The workers thought he was trapped. There were sea creatures in the water, huge and hungry ones that ate whoever went near them. But the Tailor slipped and slid across the tidal path, toward an island so full of holes it was like a peach stone, and every time a creature came near him—snip! snip!—he cut off their tentacles.
He lived on the island for the rest of his life, with nothing to eat but the roaming tentacles he chopped off for his dinner, and nothing to drink but the salt water which eventually made him mad. He could never return to the mainland, because day and night there was someone waiting on the beach with a pair of his scissors. Eventually, after eating a poison-tipped squid, he died.
* * *
“Right,” said Ralf. “I knew that was going to happen.”
Sophie’s head jerked up and the vision cleared again. Both the twins were trailing their fingers through the slime on the table, although Cartwright and the Battleship were staring at her like they’d seen her have a fit.
“You didn’t know what was going to happen,” said Sophie. “Anyway, that’s cheating.”
“We did a play like it once,” said Gail. “I was the pair of scissors.”
“I like it,” interrupted the Battleship, shifting forward on her throne. “I feel sorry for the Tailor. He must have felt very alone.”
“Oh, stop making it about you,” said Ralf. “We know you feel alone. You married father for his oysters. It’s your own fault you don’t have anything left.”
“This house,” she said, “is mine.”
“This house is ours. We just let you stay here because you’re too heavy to move.”
The Battleship looked at them with barely suppressed rage. Cartwright put his hand over his aunt’s and said, “Don’t listen to them.”
Sophie had assumed that Cartwright hated his aunt, but even she felt some pity for the woman, who looked sad and deflated.
“Oh, listen to Cartwright sucking up,” Ralf said with a sneer. “She does it for attention. Next she’ll start whining about how bad she feels about driving our father insane.”
“I rather think you drove him insane,” said Cartwright.
“Besides, Mother,” said Ralf, “you must remember that we’re on the same side. We’re both trying to protect the same thing, aren’t we?”
From the corner of her eye Sophie saw Cartwright’s free hand tighten around his spoon. The Battleship pulled her hand away from his and pushed the table aside so she could get out. She swooped over to the door, and Ralf cackled, long and loud.
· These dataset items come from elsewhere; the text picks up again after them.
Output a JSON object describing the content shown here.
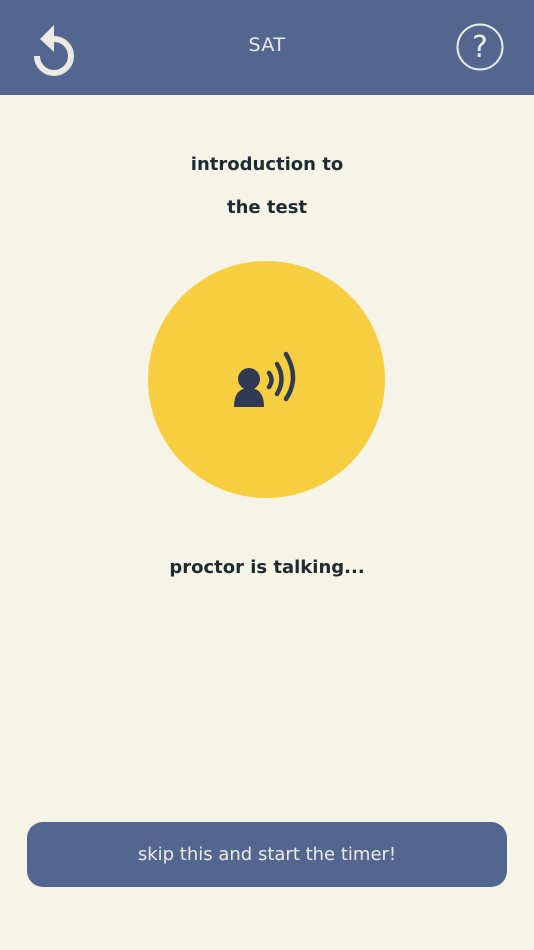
{
  "header": {
    "title": "SAT",
    "restart_icon": "restart-icon",
    "help_icon": "help-question-icon",
    "help_glyph": "?"
  },
  "main": {
    "intro_line_1": "introduction to",
    "intro_line_2": "the test",
    "speaker_icon": "person-speaking-icon",
    "status": "proctor is talking..."
  },
  "footer": {
    "skip_label": "skip this and start the timer!"
  },
  "colors": {
    "header_bg": "#536690",
    "page_bg": "#f5f4e7",
    "circle_accent": "#f6ce40",
    "text_dark": "#1e2b33",
    "text_light": "#ecebe3"
  }
}
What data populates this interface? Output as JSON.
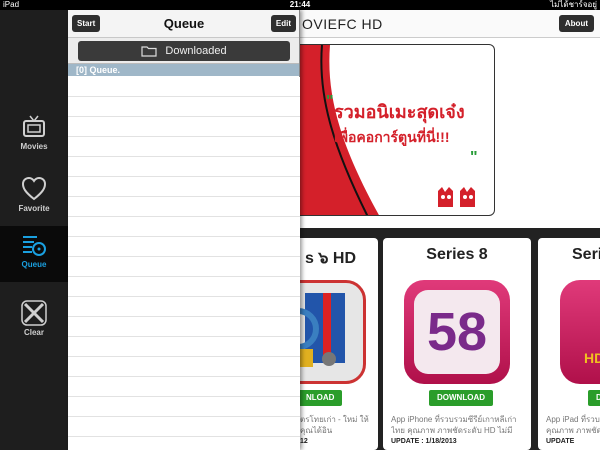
{
  "status": {
    "device": "iPad",
    "time": "21:44",
    "carrier": "ไม่ได้ชาร์จอยู่"
  },
  "menu": {
    "items": [
      {
        "label": "Movies",
        "icon": "tv-icon"
      },
      {
        "label": "Favorite",
        "icon": "heart-icon"
      },
      {
        "label": "Queue",
        "icon": "queue-icon"
      },
      {
        "label": "Clear",
        "icon": "clear-icon"
      }
    ],
    "active_index": 2,
    "active_color": "#1aa0e0"
  },
  "panel": {
    "title": "Queue",
    "start_label": "Start",
    "edit_label": "Edit",
    "downloaded_label": "Downloaded",
    "queue_row": "[0] Queue."
  },
  "site": {
    "title": "OVIEFC HD",
    "about_label": "About",
    "banner_line1": "รวมอนิเมะสุดเจ๋ง",
    "banner_line2": "เพื่อคอการ์ตูนที่นี่!!!",
    "cards": [
      {
        "title": "s ๖ HD",
        "download": "NLOAD",
        "desc": "ตรโทยเก่า - ใหม่ ให้คุณได้อิน",
        "update": "12"
      },
      {
        "title": "Series 8",
        "download": "DOWNLOAD",
        "desc": "App iPhone ที่รวบรวมซีรีย์เกาหลีเก่าไทย คุณภาพ ภาพชัดระดับ HD ไม่มีการแบ่ง",
        "update": "UPDATE : 1/18/2013",
        "icon_text": "58"
      },
      {
        "title": "Seri",
        "download": "D",
        "desc": "App iPad ที่รวบ คุณภาพ ภาพชัด",
        "update": "UPDATE"
      }
    ]
  }
}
“I’m going to get you one day,” Cartwright warned Ralf. “It’s your fault my uncle went mad. I’m going to grab you by your scrawny little neck and—”
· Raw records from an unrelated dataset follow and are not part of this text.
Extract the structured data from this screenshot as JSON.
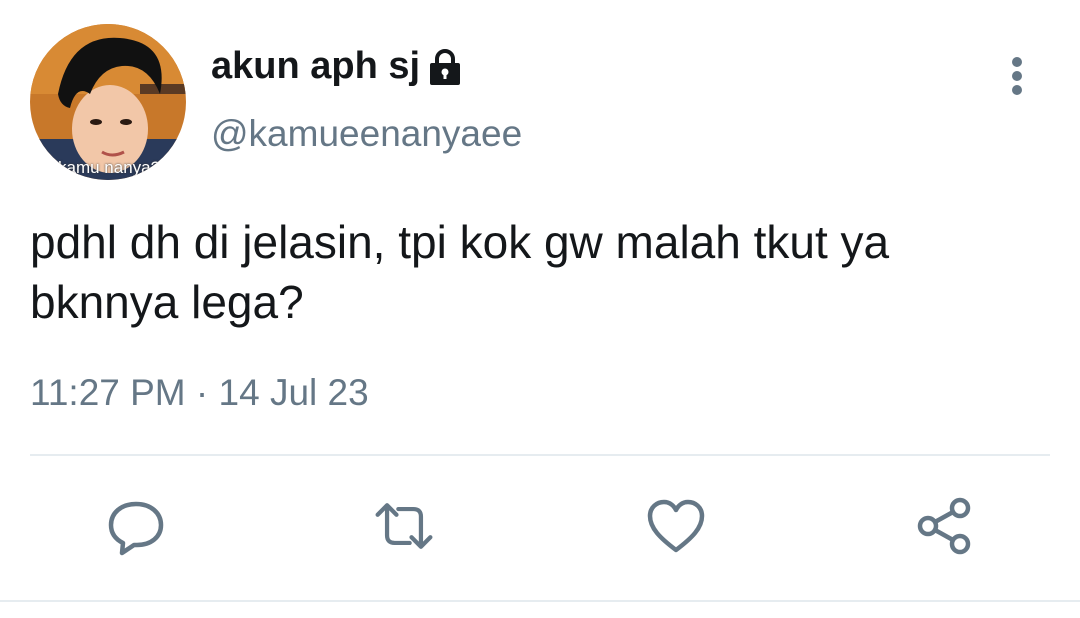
{
  "tweet": {
    "display_name": "akun aph sj",
    "handle": "@kamueenanyaee",
    "avatar_caption": "kamu nanya?",
    "text": "pdhl dh di jelasin, tpi kok gw malah tkut ya bknnya lega?",
    "time": "11:27 PM",
    "separator": "·",
    "date": "14 Jul 23",
    "protected": true
  },
  "icons": {
    "lock": "lock-icon",
    "more": "more-vertical-icon",
    "reply": "reply-icon",
    "retweet": "retweet-icon",
    "like": "like-icon",
    "share": "share-icon"
  },
  "colors": {
    "text_primary": "#14171a",
    "text_secondary": "#657786",
    "icon": "#657786",
    "divider": "#e6ecf0"
  }
}
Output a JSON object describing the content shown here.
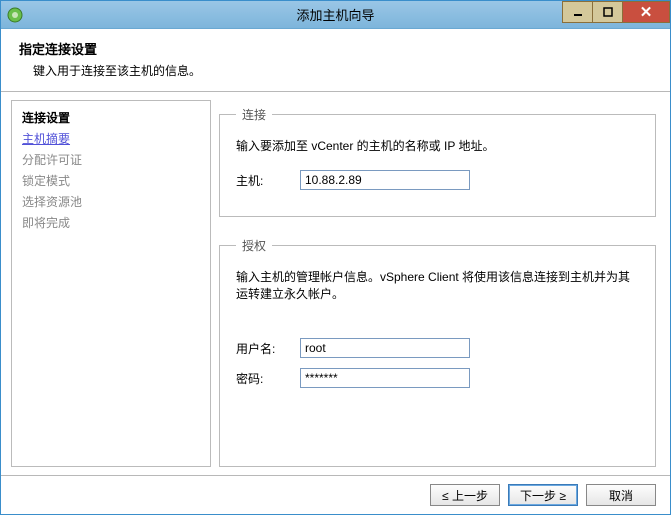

“He returned!” shouted Sophie. Everyone stopped and looked at her. Ralf’s mouth began to open, so she plowed on before he could make any more noise. “The Tailor. He came back.”
“Oh, yeah?” said Gail.
“Yeah. He rose from the dead.”
Cartwright looked at her murderously, but he let go of the spoon. Sophie thought again about the scissors, and a plan began to form. She didn’t know how or when she would use it. But it was there, uncurling like a streamer, along with the wicked urge to teach them all a lesson.
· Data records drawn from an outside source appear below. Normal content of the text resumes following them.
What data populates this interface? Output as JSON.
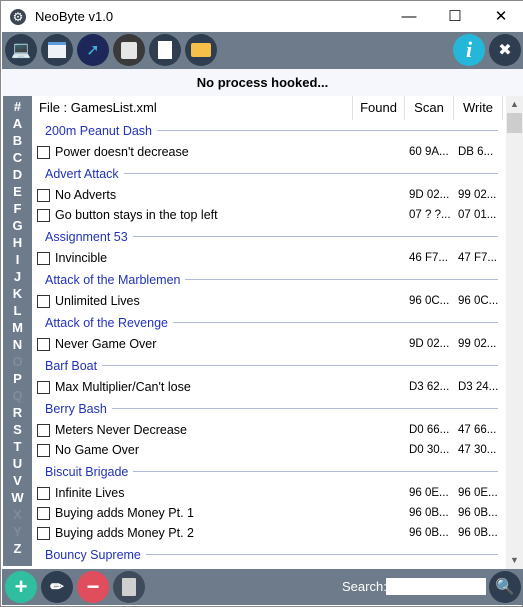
{
  "window": {
    "title": "NeoByte v1.0",
    "minimize": "—",
    "maximize": "☐",
    "close": "✕"
  },
  "toolbar": {
    "icons": [
      "laptop-icon",
      "window-icon",
      "pointer-icon",
      "floppy-icon",
      "document-icon",
      "folder-icon",
      "info-icon",
      "tools-icon"
    ]
  },
  "status": "No process hooked...",
  "alphabet": [
    {
      "l": "#",
      "on": true
    },
    {
      "l": "A",
      "on": true
    },
    {
      "l": "B",
      "on": true
    },
    {
      "l": "C",
      "on": true
    },
    {
      "l": "D",
      "on": true
    },
    {
      "l": "E",
      "on": true
    },
    {
      "l": "F",
      "on": true
    },
    {
      "l": "G",
      "on": true
    },
    {
      "l": "H",
      "on": true
    },
    {
      "l": "I",
      "on": true
    },
    {
      "l": "J",
      "on": true
    },
    {
      "l": "K",
      "on": true
    },
    {
      "l": "L",
      "on": true
    },
    {
      "l": "M",
      "on": true
    },
    {
      "l": "N",
      "on": true
    },
    {
      "l": "O",
      "on": false
    },
    {
      "l": "P",
      "on": true
    },
    {
      "l": "Q",
      "on": false
    },
    {
      "l": "R",
      "on": true
    },
    {
      "l": "S",
      "on": true
    },
    {
      "l": "T",
      "on": true
    },
    {
      "l": "U",
      "on": true
    },
    {
      "l": "V",
      "on": true
    },
    {
      "l": "W",
      "on": true
    },
    {
      "l": "X",
      "on": false
    },
    {
      "l": "Y",
      "on": false
    },
    {
      "l": "Z",
      "on": true
    }
  ],
  "header": {
    "file": "File : GamesList.xml",
    "found": "Found",
    "scan": "Scan",
    "write": "Write"
  },
  "games": [
    {
      "name": "200m Peanut Dash",
      "cheats": [
        {
          "label": "Power doesn't decrease",
          "scan": "60 9A...",
          "write": "DB 6...",
          "checked": false
        }
      ]
    },
    {
      "name": "Advert Attack",
      "cheats": [
        {
          "label": "No Adverts",
          "scan": "9D 02...",
          "write": "99 02...",
          "checked": false
        },
        {
          "label": "Go button stays in the top left",
          "scan": "07 ? ?...",
          "write": "07 01...",
          "checked": false
        }
      ]
    },
    {
      "name": "Assignment 53",
      "cheats": [
        {
          "label": "Invincible",
          "scan": "46 F7...",
          "write": "47 F7...",
          "checked": false
        }
      ]
    },
    {
      "name": "Attack of the Marblemen",
      "cheats": [
        {
          "label": "Unlimited Lives",
          "scan": "96 0C...",
          "write": "96 0C...",
          "checked": false
        }
      ]
    },
    {
      "name": "Attack of the Revenge",
      "cheats": [
        {
          "label": "Never Game Over",
          "scan": "9D 02...",
          "write": "99 02...",
          "checked": false
        }
      ]
    },
    {
      "name": "Barf Boat",
      "cheats": [
        {
          "label": "Max Multiplier/Can't lose",
          "scan": "D3 62...",
          "write": "D3 24...",
          "checked": false
        }
      ]
    },
    {
      "name": "Berry Bash",
      "cheats": [
        {
          "label": "Meters Never Decrease",
          "scan": "D0 66...",
          "write": "47 66...",
          "checked": false
        },
        {
          "label": "No Game Over",
          "scan": "D0 30...",
          "write": "47 30...",
          "checked": false
        }
      ]
    },
    {
      "name": "Biscuit Brigade",
      "cheats": [
        {
          "label": "Infinite Lives",
          "scan": "96 0E...",
          "write": "96 0E...",
          "checked": false
        },
        {
          "label": "Buying adds Money Pt. 1",
          "scan": "96 0B...",
          "write": "96 0B...",
          "checked": false
        },
        {
          "label": "Buying adds Money Pt. 2",
          "scan": "96 0B...",
          "write": "96 0B...",
          "checked": false
        }
      ]
    },
    {
      "name": "Bouncy Supreme",
      "cheats": []
    }
  ],
  "bottom": {
    "search_label": "Search:",
    "search_value": "",
    "icons": [
      "add-icon",
      "edit-icon",
      "remove-icon",
      "trash-icon",
      "search-icon"
    ]
  }
}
“The Tailor rose from the dead,” she said calmly.
* * *
His death should have been the end of him, but he was full of hate for his factory workers, and hate is one of the only things strong enough to drag a dead man back to his own body. He rose from his resting place looking for revenge.
The island he haunted became Catacomb Hill, and his ghost is still here. At night he wanders the house with his scissors, and every time he turns a corner they go snip, snip. If you hear that sound you’d better run. When he sees someone he doesn’t like the look of, he leaps on to their back and stabs them with his pair of scissors.
Legend has it that if you catch the ghost, you will be granted three and a half wishes by the Tailor. Power, fame, immortality—you could have anything.
The chance comes once in a lifetime, but what a lifetime it would be. You would rule the world.